THROW BLANKETS WITH A DECIDEDLY EXOTIC FLAVOUR
Slowdown Studio is the brainchild of Australian-born, Los Angeles-based designer Marc Hendrick. While studying architecture he ended up working in graphic design and dabbling in a number of businesses, mainly in clothing. The idea for Slowdown Studio came when he was at a textile art exhibition. “The art itself was pretty challenging,” he says, “but seeing how it all worked seamlessly as a textile made me wonder why textiles in most home goods companies were so safe in their design – when it was technically possible to push the boundaries a little more.”
Slowdown Studio began its journey with its popular, versatile and unique blankets, created in collaboration with artists from all around the world. Each throw is created from jacquard woven using American-grown cotton.

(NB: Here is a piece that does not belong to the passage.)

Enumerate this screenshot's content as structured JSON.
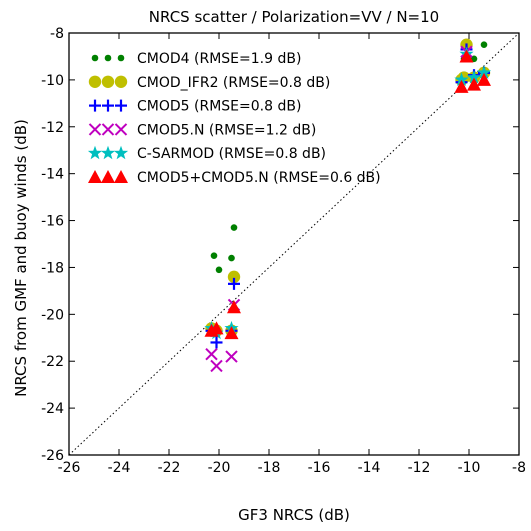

“We’re somewhat limited in terms of detail because of the nature of weaving, but fine detail isn’t really our style anyway,” says Hendrick. “Colour isn’t a huge issue, but there are certain combinations of very bright saturated colours that can’t co-exist on the one blanket.” He works with a US-based company which has been dealing directly with artisan rug makers in India for 25 years. “This way we were already assured that we were working with weavers under ethical conditions, and were going to get a high-quality product.”
Depending on the artist they’re working with, the whole process can take a couple of months or a year. “We have a lot of collaborations up our sleeves at all times to ensure we don’t need to rush anyone. We start with really small numbers – 24 or 40 – and will continue to reorder as long as they are still selling.”
While the studio’s focus has mainly been on textiles – blankets, rugs, towels and so on – it has been branching out to plenty of other products in recent months. But Hendrick advises keeping a close eye on the bottom line: “Cash flow is key. Better to spend more on smaller quantities and know that you have a viable product, than having box-loads of slightly cheaper products sitting in your garage.”
For artists and designers interested in working with Slowdown, Marc recommends dedicating as much of your time as possible to creative development. “A great portfolio speaks louder than a million cold emails, so spend the time creating and honing your style. If you’re talented enough, the digital world will notice you soon enough.”
Indeed, if you are interested in working with Slowdown Studio, it runs an annual art competition – though sadly entries for this year are now closed.